If you are in Buenos Aires, or anywhere else abroad, and wonder how you’ll manage cultural differences, remember you have plenty experiences dealing with cultural differences.
If culture is made out of values, beliefs, habits, and rules of conduct, your entire life has been about understanding and connecting to others who hold different values, beliefs, habits, and rules of conduct. Think about all the diversity that has been part of your life -all your life. Think about how you have managed to connect to your own sister or brother who holds such different values? What about relating to people who are at the other end of the political spectrum? Have you had close friends navigating different sexual orientations or gender identities? How about your work colleagues who seem to come from another planet? How has it been for you, to live in your city and relate to those with less, more, same money and social connections as you?
You have been navigating diversity all your life, whether you call it cultural, psychological, religious, sexual, or ideological. You have experience. Trust yourself.
“Trusting yourself”, in my opinion, is not about closing down and moving around oblivious of differences. Trusting yourself is actually using your experiences and positive attitudes to meet others in ways that resect diversity, both in you and in others. If you are open and accepting of differences, and commit to respecting yourself and others, your encounters, whether in Buenos Aires or back home, will be quite culturally successful.
Now that you are in Buenos Aires, what tools from your life experiences can you use to navigate being here and making the best out of participation in the local culture?
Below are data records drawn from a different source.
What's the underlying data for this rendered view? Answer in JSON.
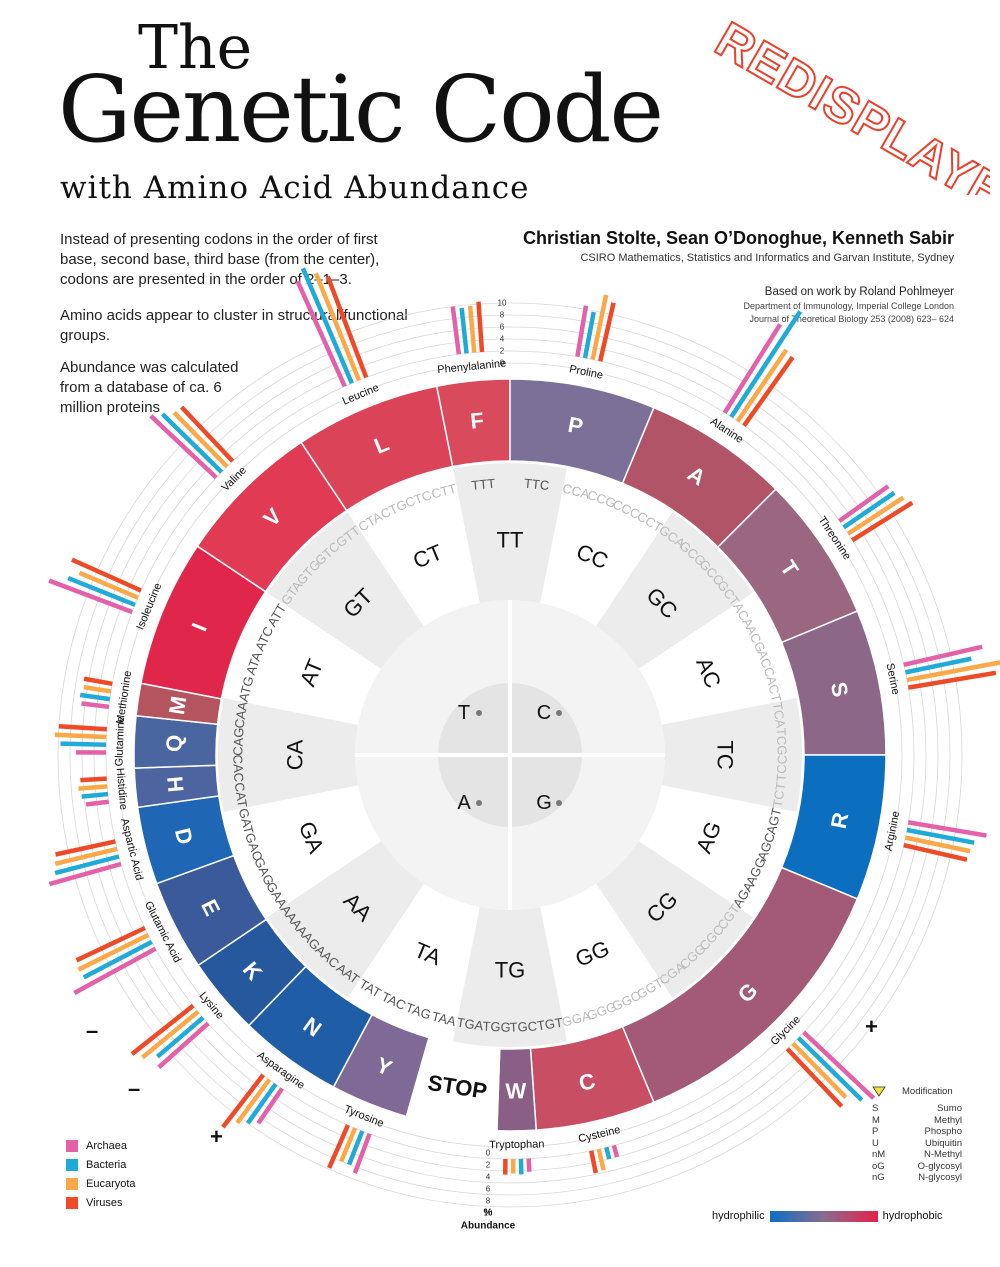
{
  "title": {
    "line1": "The",
    "line2": "Genetic Code",
    "subtitle": "with Amino Acid Abundance"
  },
  "stamp": "REDISPLAYED",
  "intro": [
    "Instead of presenting codons in the order of first base, second base, third base (from the center), codons are presented in the order of 2–1–3.",
    "Amino acids appear to cluster in structural/functional groups.",
    "Abundance was calculated from a database of ca. 6 million proteins"
  ],
  "authors": "Christian Stolte, Sean O’Donoghue, Kenneth Sabir",
  "affiliation": "CSIRO Mathematics, Statistics and Informatics and Garvan Institute, Sydney",
  "based_on": "Based on work by Roland Pohlmeyer",
  "department": "Department of Immunology, Imperial College London",
  "journal": "Journal of Theoretical Biology 253 (2008) 623– 624",
  "scale_top": [
    "10",
    "8",
    "6",
    "4",
    "2",
    "0"
  ],
  "scale_bottom": [
    "0",
    "2",
    "4",
    "6",
    "8",
    "10"
  ],
  "abundance_label": [
    "%",
    "Abundance"
  ],
  "center": [
    "T",
    "C",
    "A",
    "G"
  ],
  "wedges": [
    {
      "di": "TT",
      "codons": [
        [
          "TTT",
          1
        ],
        [
          "TTC",
          1
        ]
      ]
    },
    {
      "di": "CC",
      "codons": [
        [
          "CCA",
          0
        ],
        [
          "CCG",
          0
        ],
        [
          "CCC",
          0
        ],
        [
          "CCT",
          0
        ]
      ]
    },
    {
      "di": "GC",
      "codons": [
        [
          "GCA",
          0
        ],
        [
          "GCG",
          0
        ],
        [
          "GCC",
          0
        ],
        [
          "GCT",
          0
        ]
      ]
    },
    {
      "di": "AC",
      "codons": [
        [
          "ACA",
          0
        ],
        [
          "ACG",
          0
        ],
        [
          "ACC",
          0
        ],
        [
          "ACT",
          0
        ]
      ]
    },
    {
      "di": "TC",
      "codons": [
        [
          "TCA",
          0
        ],
        [
          "TCG",
          0
        ],
        [
          "TCC",
          0
        ],
        [
          "TCT",
          0
        ]
      ]
    },
    {
      "di": "AG",
      "codons": [
        [
          "AGT",
          1
        ],
        [
          "AGC",
          1
        ],
        [
          "AGG",
          1
        ],
        [
          "AGA",
          1
        ]
      ]
    },
    {
      "di": "CG",
      "codons": [
        [
          "CGT",
          0
        ],
        [
          "CGC",
          0
        ],
        [
          "CGG",
          0
        ],
        [
          "CGA",
          0
        ]
      ]
    },
    {
      "di": "GG",
      "codons": [
        [
          "GGT",
          0
        ],
        [
          "GGC",
          0
        ],
        [
          "GGG",
          0
        ],
        [
          "GGA",
          0
        ]
      ]
    },
    {
      "di": "TG",
      "codons": [
        [
          "TGT",
          1
        ],
        [
          "TGC",
          1
        ],
        [
          "TGG",
          1
        ],
        [
          "TGA",
          1
        ]
      ]
    },
    {
      "di": "TA",
      "codons": [
        [
          "TAA",
          1
        ],
        [
          "TAG",
          1
        ],
        [
          "TAC",
          1
        ],
        [
          "TAT",
          1
        ]
      ]
    },
    {
      "di": "AA",
      "codons": [
        [
          "AAT",
          1
        ],
        [
          "AAC",
          1
        ],
        [
          "AAG",
          1
        ],
        [
          "AAA",
          1
        ]
      ]
    },
    {
      "di": "GA",
      "codons": [
        [
          "GAA",
          1
        ],
        [
          "GAG",
          1
        ],
        [
          "GAC",
          1
        ],
        [
          "GAT",
          1
        ]
      ]
    },
    {
      "di": "CA",
      "codons": [
        [
          "CAT",
          1
        ],
        [
          "CAC",
          1
        ],
        [
          "CAG",
          1
        ],
        [
          "CAA",
          1
        ]
      ]
    },
    {
      "di": "AT",
      "codons": [
        [
          "ATG",
          1
        ],
        [
          "ATA",
          1
        ],
        [
          "ATC",
          1
        ],
        [
          "ATT",
          1
        ]
      ]
    },
    {
      "di": "GT",
      "codons": [
        [
          "GTA",
          0
        ],
        [
          "GTG",
          0
        ],
        [
          "GTC",
          0
        ],
        [
          "GTT",
          0
        ]
      ]
    },
    {
      "di": "CT",
      "codons": [
        [
          "CTA",
          0
        ],
        [
          "CTG",
          0
        ],
        [
          "CTC",
          0
        ],
        [
          "CTT",
          0
        ]
      ]
    },
    {
      "di": "TT",
      "codons": [
        [
          "TTA",
          1
        ],
        [
          "TTG",
          1
        ]
      ]
    }
  ],
  "amino_acids": [
    {
      "code": "F",
      "name": "Phenylalanine",
      "color": "#d94a5c",
      "abundance": [
        4.0,
        3.8,
        3.9,
        4.2
      ]
    },
    {
      "code": "P",
      "name": "Proline",
      "color": "#7a7098",
      "abundance": [
        4.3,
        3.9,
        5.5,
        5.0
      ]
    },
    {
      "code": "A",
      "name": "Alanine",
      "color": "#b25468",
      "abundance": [
        8.7,
        10.5,
        7.2,
        7.0
      ]
    },
    {
      "code": "T",
      "name": "Threonine",
      "color": "#9a6680",
      "abundance": [
        5.0,
        5.1,
        5.5,
        5.9
      ]
    },
    {
      "code": "S",
      "name": "Serine",
      "color": "#8c6788",
      "abundance": [
        6.7,
        5.6,
        8.2,
        7.4
      ]
    },
    {
      "code": "R",
      "name": "Arginine",
      "color": "#0b6ebf",
      "abundance": [
        6.6,
        5.7,
        5.5,
        5.4
      ]
    },
    {
      "code": "G",
      "name": "Glycine",
      "color": "#a25a76",
      "abundance": [
        8.0,
        7.4,
        6.3,
        6.6
      ]
    },
    {
      "code": "C",
      "name": "Cysteine",
      "color": "#c84e63",
      "abundance": [
        1.0,
        1.0,
        1.8,
        1.9
      ]
    },
    {
      "code": "W",
      "name": "Tryptophan",
      "color": "#8a5f86",
      "abundance": [
        1.1,
        1.3,
        1.2,
        1.3
      ]
    },
    {
      "code": "STOP",
      "name": "",
      "color": "#ffffff",
      "abundance": []
    },
    {
      "code": "Y",
      "name": "Tyrosine",
      "color": "#7f6996",
      "abundance": [
        3.5,
        3.0,
        3.0,
        3.9
      ]
    },
    {
      "code": "N",
      "name": "Asparagine",
      "color": "#1f5ea7",
      "abundance": [
        3.5,
        4.0,
        4.5,
        5.5
      ]
    },
    {
      "code": "K",
      "name": "Lysine",
      "color": "#26589e",
      "abundance": [
        5.5,
        5.0,
        6.0,
        6.5
      ]
    },
    {
      "code": "E",
      "name": "Glutamic Acid",
      "color": "#3a5a9a",
      "abundance": [
        7.7,
        6.4,
        6.5,
        6.3
      ]
    },
    {
      "code": "D",
      "name": "Aspartic Acid",
      "color": "#1f66b4",
      "abundance": [
        6.2,
        5.5,
        5.3,
        5.1
      ]
    },
    {
      "code": "H",
      "name": "Histidine",
      "color": "#4d64a0",
      "abundance": [
        1.9,
        2.2,
        2.4,
        2.2
      ]
    },
    {
      "code": "Q",
      "name": "Glutamine",
      "color": "#4a66a0",
      "abundance": [
        2.5,
        3.8,
        4.3,
        4.0
      ]
    },
    {
      "code": "M",
      "name": "Methionine",
      "color": "#b3545e",
      "abundance": [
        2.3,
        2.5,
        2.3,
        2.4
      ]
    },
    {
      "code": "I",
      "name": "Isoleucine",
      "color": "#e0264a",
      "abundance": [
        7.4,
        6.0,
        5.3,
        6.3
      ]
    },
    {
      "code": "V",
      "name": "Valine",
      "color": "#e03a54",
      "abundance": [
        7.5,
        6.9,
        6.3,
        6.2
      ]
    },
    {
      "code": "L",
      "name": "Leucine",
      "color": "#db4458",
      "abundance": [
        9.6,
        10.4,
        9.6,
        9.0
      ]
    }
  ],
  "series": [
    {
      "name": "Archaea",
      "color": "#e460a8"
    },
    {
      "name": "Bacteria",
      "color": "#20aad8"
    },
    {
      "name": "Eucaryota",
      "color": "#fba948"
    },
    {
      "name": "Viruses",
      "color": "#ee4a28"
    }
  ],
  "modification": {
    "title": "Modification",
    "rows": [
      [
        "S",
        "Sumo"
      ],
      [
        "M",
        "Methyl"
      ],
      [
        "P",
        "Phospho"
      ],
      [
        "U",
        "Ubiquitin"
      ],
      [
        "nM",
        "N-Methyl"
      ],
      [
        "oG",
        "O-glycosyl"
      ],
      [
        "nG",
        "N-glycosyl"
      ]
    ]
  },
  "hydro": {
    "left": "hydrophilic",
    "right": "hydrophobic",
    "start": "#0a6fc2",
    "end": "#e4204a"
  },
  "charge": {
    "minus": "–",
    "plus": "+"
  }
}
In my experience, wanting to connect, welcoming uncertainty, trusting my good intentions, intentionally relaxing, and, yes, tolerating embarrassment, have all proved to be great support for navigating diversity, cross-cultural or not.
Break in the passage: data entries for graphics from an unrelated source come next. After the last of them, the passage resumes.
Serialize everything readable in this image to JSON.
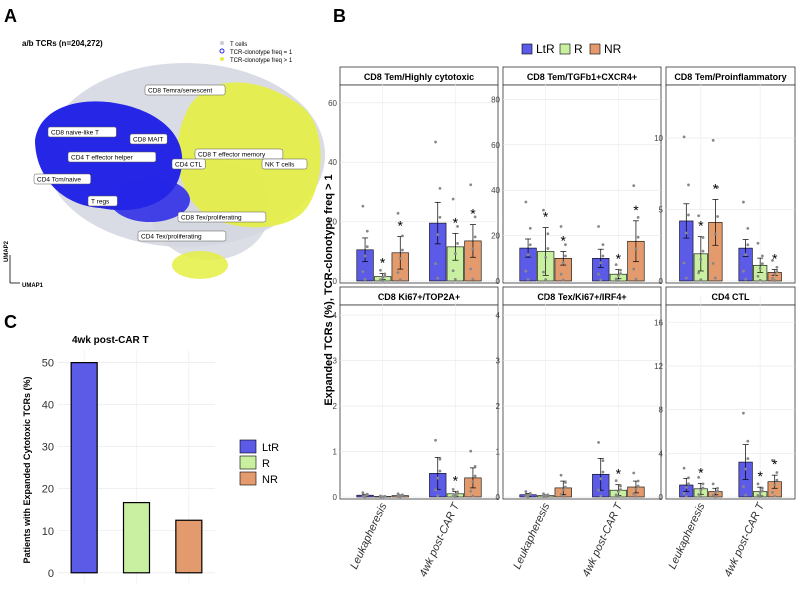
{
  "colors": {
    "LtR": "#5b5be8",
    "R": "#c8f0a0",
    "NR": "#e39b6e",
    "bg_blue": "#2626e6",
    "bg_yellow": "#e4ef42",
    "bg_gray": "#c8ccd8"
  },
  "panelA": {
    "letter": "A",
    "title": "a/b TCRs (n=204,272)",
    "legend": [
      "T cells",
      "TCR-clonotype freq = 1",
      "TCR-clonotype freq > 1"
    ],
    "xlabel": "UMAP1",
    "ylabel": "UMAP2",
    "clusters": [
      "CD8 Temra/senescent",
      "CD8 naive-like T",
      "CD8 MAIT",
      "CD4 T effector helper",
      "CD8 T effector memory",
      "CD4 CTL",
      "NK T cells",
      "CD4 Tcm/naive",
      "T regs",
      "CD8 Tex/proliferating",
      "CD4 Tex/proliferating"
    ]
  },
  "panelB": {
    "letter": "B",
    "legend": [
      "LtR",
      "R",
      "NR"
    ],
    "ylabel": "Expanded TCRs (%), TCR-clonotype freq > 1",
    "x_categories": [
      "Leukapheresis",
      "4wk post-CAR T"
    ]
  },
  "panelC": {
    "letter": "C",
    "title": "4wk post-CAR T",
    "ylabel": "Patients with Expanded Cytotoxic TCRs (%)",
    "legend": [
      "LtR",
      "R",
      "NR"
    ]
  },
  "chart_data": [
    {
      "type": "bar",
      "title": "CD8 Tem/Highly cytotoxic",
      "ylim": [
        0,
        65
      ],
      "yticks": [
        0,
        20,
        40,
        60
      ],
      "categories": [
        "Leukapheresis",
        "4wk post-CAR T"
      ],
      "series": [
        {
          "name": "LtR",
          "values": [
            10.5,
            19.5
          ],
          "err": [
            4,
            7
          ]
        },
        {
          "name": "R",
          "values": [
            1.5,
            11.5
          ],
          "err": [
            1,
            4.5
          ]
        },
        {
          "name": "NR",
          "values": [
            9.5,
            13.5
          ],
          "err": [
            5.5,
            5.5
          ]
        }
      ],
      "stars": [
        [
          "Leukapheresis",
          "R"
        ],
        [
          "Leukapheresis",
          "NR"
        ],
        [
          "4wk post-CAR T",
          "R"
        ],
        [
          "4wk post-CAR T",
          "NR"
        ]
      ]
    },
    {
      "type": "bar",
      "title": "CD8 Tem/TGFb1+CXCR4+",
      "ylim": [
        0,
        85
      ],
      "yticks": [
        0,
        20,
        40,
        60,
        80
      ],
      "categories": [
        "Leukapheresis",
        "4wk post-CAR T"
      ],
      "series": [
        {
          "name": "LtR",
          "values": [
            14.5,
            10
          ],
          "err": [
            4,
            4
          ]
        },
        {
          "name": "R",
          "values": [
            13,
            3
          ],
          "err": [
            10.5,
            2
          ]
        },
        {
          "name": "NR",
          "values": [
            10,
            17.5
          ],
          "err": [
            3,
            9
          ]
        }
      ],
      "stars": [
        [
          "Leukapheresis",
          "R"
        ],
        [
          "Leukapheresis",
          "NR"
        ],
        [
          "4wk post-CAR T",
          "R"
        ],
        [
          "4wk post-CAR T",
          "NR"
        ]
      ]
    },
    {
      "type": "bar",
      "title": "CD8 Tem/Proinflammatory",
      "ylim": [
        0,
        13.5
      ],
      "yticks": [
        0,
        5,
        10
      ],
      "categories": [
        "Leukapheresis",
        "4wk post-CAR T"
      ],
      "series": [
        {
          "name": "LtR",
          "values": [
            4.2,
            2.3
          ],
          "err": [
            1.2,
            0.6
          ]
        },
        {
          "name": "R",
          "values": [
            1.9,
            1.1
          ],
          "err": [
            1.2,
            0.5
          ]
        },
        {
          "name": "NR",
          "values": [
            4.1,
            0.6
          ],
          "err": [
            1.6,
            0.2
          ]
        }
      ],
      "stars": [
        [
          "Leukapheresis",
          "R"
        ],
        [
          "Leukapheresis",
          "NR"
        ],
        [
          "4wk post-CAR T",
          "NR"
        ]
      ]
    },
    {
      "type": "bar",
      "title": "CD8 Ki67+/TOP2A+",
      "ylim": [
        0,
        4.2
      ],
      "yticks": [
        0,
        1,
        2,
        3,
        4
      ],
      "categories": [
        "Leukapheresis",
        "4wk post-CAR T"
      ],
      "series": [
        {
          "name": "LtR",
          "values": [
            0.04,
            0.52
          ],
          "err": [
            0.02,
            0.35
          ]
        },
        {
          "name": "R",
          "values": [
            0.01,
            0.07
          ],
          "err": [
            0.01,
            0.05
          ]
        },
        {
          "name": "NR",
          "values": [
            0.03,
            0.42
          ],
          "err": [
            0.02,
            0.22
          ]
        }
      ],
      "stars": [
        [
          "4wk post-CAR T",
          "R"
        ]
      ]
    },
    {
      "type": "bar",
      "title": "CD8 Tex/Ki67+/IRF4+",
      "ylim": [
        0,
        4.2
      ],
      "yticks": [
        0,
        1,
        2,
        3,
        4
      ],
      "categories": [
        "Leukapheresis",
        "4wk post-CAR T"
      ],
      "series": [
        {
          "name": "LtR",
          "values": [
            0.05,
            0.5
          ],
          "err": [
            0.03,
            0.35
          ]
        },
        {
          "name": "R",
          "values": [
            0.03,
            0.15
          ],
          "err": [
            0.02,
            0.12
          ]
        },
        {
          "name": "NR",
          "values": [
            0.2,
            0.22
          ],
          "err": [
            0.15,
            0.13
          ]
        }
      ],
      "stars": [
        [
          "4wk post-CAR T",
          "R"
        ]
      ]
    },
    {
      "type": "bar",
      "title": "CD4 CTL",
      "ylim": [
        0,
        17.5
      ],
      "yticks": [
        0,
        4,
        8,
        12,
        16
      ],
      "categories": [
        "Leukapheresis",
        "4wk post-CAR T"
      ],
      "series": [
        {
          "name": "LtR",
          "values": [
            1.1,
            3.2
          ],
          "err": [
            0.6,
            1.6
          ]
        },
        {
          "name": "R",
          "values": [
            0.75,
            0.5
          ],
          "err": [
            0.5,
            0.4
          ]
        },
        {
          "name": "NR",
          "values": [
            0.5,
            1.4
          ],
          "err": [
            0.3,
            0.6
          ]
        }
      ],
      "stars": [
        [
          "Leukapheresis",
          "R"
        ],
        [
          "4wk post-CAR T",
          "R"
        ],
        [
          "4wk post-CAR T",
          "NR"
        ]
      ]
    },
    {
      "type": "bar",
      "title": "4wk post-CAR T",
      "ylabel": "Patients with Expanded Cytotoxic TCRs (%)",
      "ylim": [
        -1,
        53
      ],
      "yticks": [
        0,
        10,
        20,
        30,
        40,
        50
      ],
      "categories": [
        "LtR",
        "R",
        "NR"
      ],
      "values": [
        50,
        16.7,
        12.5
      ]
    }
  ]
}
How about you? Take a moment to think about what helps you in contexts of uncertainty and differences. (By the way, and a side note, you are not the representative of the US, George Bush, Trump or decisions made two hundred years ago. But this is a topic for another post. Write to me if you want).
Being abroad can be a great opportunity to practice flexibility and playfulness. Give yourself credit. Think about your many successes navigating differences. Trust yourself.
The next time you enter a cross-cultural situation here, set the intention to be kind to yourself and others, connect, be yourself. The person in front of you will be enriched by your unique contributions, as you will also. In some contexts, of course, fitting in may be more important than appreciating diversity However, I hope you can be strong enough to be gentle in your expectations.
It is ok to not fit some times. In cross-cultural situations, like in any context of differences, we may not be able to act effectively and will need to be open to making mistakes. It is okay to be awkward and make mistakes. Be kind to yourself and others. If you keep an open mind, a kind attitude, and allow for mistakes in you and in the others, you experience will be less pressured by criticism (whether yours or anyone else’s).
By allowing yourself to be you and welcoming diversity, you will help create more enjoyable and enriching experiences.
Buenos Aires is enriched by having you here.